– Все считают, что пара это две половинки. Я же считаю себя одним целым. Если человек ищет вторую половинку, то и живет только на эту половину, вторая же часть это пустота, а пустота, это одиночество. Вторым человеком мы затыкаем эту дыру, и нам кажется, что теперь мы одно целое. Но любой человек рано или поздно уходит из твоей жизни, и эта пустота возвращается. Люди ищут второго человека, чтобы заполнить им пустоту внутри себя. У меня же внутри нет пустоты. Все место внутри себя занимаю я сама. Я люблю себя, и не ищу подтверждения этому в любви другого человека. Если мне когда-нибудь встретится мужчина, такой же полный, как и я, мы сможем идти по жизни вместе, делить жизнь друг друга, а не заполнять собой чужую. Я не хочу, что бы мною затыкали дыры, это очень большая ответственность, понимаешь?

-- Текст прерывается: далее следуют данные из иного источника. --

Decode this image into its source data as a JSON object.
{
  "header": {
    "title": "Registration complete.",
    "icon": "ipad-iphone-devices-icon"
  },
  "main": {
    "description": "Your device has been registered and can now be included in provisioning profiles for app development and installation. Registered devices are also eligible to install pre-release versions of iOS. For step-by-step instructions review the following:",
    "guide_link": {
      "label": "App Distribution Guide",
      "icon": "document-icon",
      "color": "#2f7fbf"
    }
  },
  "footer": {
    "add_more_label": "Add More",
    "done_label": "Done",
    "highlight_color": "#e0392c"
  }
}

– Кажется, что понимаю. Но, я думаю, что это очень сложно, обрести состояние целостности.

– Для этого нужно не иметь ничего, совершенно ничего, потерять все и быть на дне. Сложно это, а обретение целостности приходит само, когда ты этого хочешь, когда приходишь к тому, что именно это тебе необходимо.

– Слушай, – смеялась Ирен, – а она не только красивая, а еще и умная!

Полина улыбнулась своей волшебной улыбкой. А я сидел в прострации. Она только что убила меня своими словами. Я хотел именно того, о чем она сейчас сказала. Я хотел заткнуть ею дыру внутри себя, присосаться к ней как пиявка, и сосать из нее жизнь. Меня словно обухом по голове ударили. Она правильно делает, что сторонится мужиков. Все мужчины больше всего на свете боятся одиночества, той самой дыры. Мы просто не способны быть одни. С детства мы привыкли к тому, что нас любит мама, и когда мы выходим во взрослую жизнь, нам безумно не хватает этой любви, и мы пытаемся добиться любви женщин. Чем больше нас любят, тем лучше мы себя чувствуем. Если женщина не отвечает взаимностью, мы особо не страдаем, мы бежим покорять новых женщин. Это стремление к тому, чтобы нас любили, превращает мужчин в настоящих ловеласов и мастеров пикапа. Никто не хочет просто переспать, все хотят быть нужными, а если женщина пускает тебя в свою постель, значит ты не такой как все, ты особенный, и она может тебя полюбить. Добейте меня кто-нибудь, иначе я сейчас пойду и брошусь с крыши!

4

На следующий день Ирен улетела в Барселону, у нее были дела.

– Я очень рада, что познакомилась с тобой, – говорила она Полине.

– И я рада! Будет время, приезжай в гости, я буду рада тебя видеть, – отвечала та.

Ближе к вечеру и нас выдернули из блаженного ничегонеделанья, позвонил продюсер, и сказал, что все готово, и послезавтра начинаются съемки. Они начались в долине Луары. Рано утром самолет доставил нас в аэропорт Орлеана, оттуда нас забрали и отвезли в снятые для нас квартиры. Наши с Полиной дома были по соседству. Съемки остановили на том моменте, когда Генрих наконец-то переспит с Франческой.

– Мы порепетируем интимную сцену? – спросила меня Полина.

– Да, если тебе это нужно.


Вечером мы с Диего пришли к Полине на репетицию. Что творилось у меня внутри я даже описать не смогу. Меня успокаивало лишь то, что мы будем в одежде.

– Я думаю, что нам надо раздеться, – сказала Полина, – ведь в этом загвоздка.

Женщина! Ты сведешь меня с ума! Кричал во мне внутренний голос. Полина наотрез отказалась от дублеров, маскирующего белья и накладок. Ей казалось это неестественным. Я решил не отставать, если уж женщина, да еще не являющаяся актрисой, не боится раздеться, и того, что к ней будет прикасаться чужой мужчина, то мне это было бы совсем стыдно.